WJOG13219G: the Efficacy and Safety of FOLFOXIRI or Doublet Plus Anti-VEGF Therapy in Previously Untreated BRAFV600E Mutant Metastatic Colorectal Cancer: A Multi-Institutional Registry-Based Study (BRACELET Study).

The survival benefit of FOLFOXIRI plus anti-VEGF therapy (triplet) over doublet chemotherapy is unclear for BRAF(V 600E) mutant mCRC. This was a multicenter, retrospective study, including 79 and 91 patients in the triplet and doublet groups, respectively. No survival benefit of the triplet therapy over the doublet therapy was observed in the overall cohort or specific subgroups of real-world patients with BRAF(V600E) mutant mCRC. Background: The real-world survival benefit of FOLFOXIRI (fluorouracil, leucovorin, oxaliplatin, and irinotecan) plus anti-VEGF therapy (Triplet) over doublet chemotherapy (Doublet) remains controversial in patients with BRAF(V600E) mutant metastatic colorectal cancer (mCRC). Patients and Methods: WJOG13219G was a multicenter, retrospective, registry-based study of patients with BRAF(V600E) mutant mCRC who received first-line triplet or doublet chemotherapy from January 2014 to December 2019 in Japan. Inverse probability of treatment weighting (IPTW) was used to adjust for patient background. Results: The analysis included 79 and 91 patients in the Triplet and Doublet groups, respectively. The Triplet group was significantly younger and had better performance status. No statistical difference was noted in progression-free survival (PFS; HR, 0.82; 95% CI, 0.60-1.13; P = .22) and overall survival (OS; HR, 0.88; 95% CI, 0.62-1.25; P = .48) between both groups. IPTW analysis also showed no difference between the 2 groups in PFS (HR, 0.86; 95% CI, 0.69-1.08; P = .20) and OS (HR, 0.93; 95% CI, 0.73-1.20; P = .59). The Triplet and Doublet groups had an objective response rate of 53% and 41%, respectively ( P = .10).

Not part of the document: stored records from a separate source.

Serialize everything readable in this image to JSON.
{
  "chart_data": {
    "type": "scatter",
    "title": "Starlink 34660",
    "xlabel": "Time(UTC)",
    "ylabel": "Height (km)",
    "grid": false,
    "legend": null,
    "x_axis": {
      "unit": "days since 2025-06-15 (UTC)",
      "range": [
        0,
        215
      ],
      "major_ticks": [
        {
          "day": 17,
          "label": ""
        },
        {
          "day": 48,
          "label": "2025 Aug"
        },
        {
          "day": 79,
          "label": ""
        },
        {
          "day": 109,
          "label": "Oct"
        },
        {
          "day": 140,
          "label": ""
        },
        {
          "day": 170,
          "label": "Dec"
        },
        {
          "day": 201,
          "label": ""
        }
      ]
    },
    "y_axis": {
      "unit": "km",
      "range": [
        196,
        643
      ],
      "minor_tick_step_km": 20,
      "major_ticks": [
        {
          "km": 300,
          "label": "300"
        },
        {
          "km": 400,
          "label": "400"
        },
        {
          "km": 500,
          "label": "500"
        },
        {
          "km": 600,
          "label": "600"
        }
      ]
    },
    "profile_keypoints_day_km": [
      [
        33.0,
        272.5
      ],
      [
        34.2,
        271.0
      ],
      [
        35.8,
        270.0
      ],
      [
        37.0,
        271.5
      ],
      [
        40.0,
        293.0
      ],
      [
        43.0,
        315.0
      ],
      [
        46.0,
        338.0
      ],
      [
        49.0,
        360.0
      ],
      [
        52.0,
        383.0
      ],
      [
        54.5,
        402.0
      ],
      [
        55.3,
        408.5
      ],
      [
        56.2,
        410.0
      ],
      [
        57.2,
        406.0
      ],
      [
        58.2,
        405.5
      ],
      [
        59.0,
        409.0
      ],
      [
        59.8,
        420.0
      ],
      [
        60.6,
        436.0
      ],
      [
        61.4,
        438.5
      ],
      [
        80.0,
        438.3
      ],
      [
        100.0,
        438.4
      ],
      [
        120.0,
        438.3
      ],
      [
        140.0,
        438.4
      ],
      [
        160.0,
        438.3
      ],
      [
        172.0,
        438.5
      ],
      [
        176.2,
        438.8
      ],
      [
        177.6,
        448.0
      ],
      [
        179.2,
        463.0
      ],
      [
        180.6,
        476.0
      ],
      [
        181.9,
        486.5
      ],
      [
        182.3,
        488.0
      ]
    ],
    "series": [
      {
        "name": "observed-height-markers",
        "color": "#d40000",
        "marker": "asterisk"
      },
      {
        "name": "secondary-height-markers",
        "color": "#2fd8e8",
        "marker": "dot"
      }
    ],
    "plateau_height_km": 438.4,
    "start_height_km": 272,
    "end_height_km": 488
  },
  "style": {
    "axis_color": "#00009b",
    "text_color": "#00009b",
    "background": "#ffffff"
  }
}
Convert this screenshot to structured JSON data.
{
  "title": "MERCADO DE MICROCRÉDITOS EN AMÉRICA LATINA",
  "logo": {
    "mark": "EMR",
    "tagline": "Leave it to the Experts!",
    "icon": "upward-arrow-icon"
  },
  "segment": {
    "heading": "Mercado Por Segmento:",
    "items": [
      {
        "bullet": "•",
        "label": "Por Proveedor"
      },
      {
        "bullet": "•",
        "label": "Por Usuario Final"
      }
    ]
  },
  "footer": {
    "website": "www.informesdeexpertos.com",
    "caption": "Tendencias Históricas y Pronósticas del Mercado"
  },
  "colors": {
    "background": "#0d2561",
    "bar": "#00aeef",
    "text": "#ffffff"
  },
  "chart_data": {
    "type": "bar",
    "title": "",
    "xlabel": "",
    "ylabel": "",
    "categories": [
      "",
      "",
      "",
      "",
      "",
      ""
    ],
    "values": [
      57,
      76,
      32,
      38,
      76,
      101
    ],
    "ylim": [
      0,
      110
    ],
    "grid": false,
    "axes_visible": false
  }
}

At least one grade 3 or 4 adverse event was seen in 51 (65%) and 43 (47%) patients in the Triplet and Doublet groups, respectively, with the incidence of neutropenia being significantly higher in the former. Conclusion: Triplet therapy had no survival benefit versus doublet therapy in the overall and IPTW cohorts or specific subgroups for real-world patients with BRAF(V600E) mutant mCRC.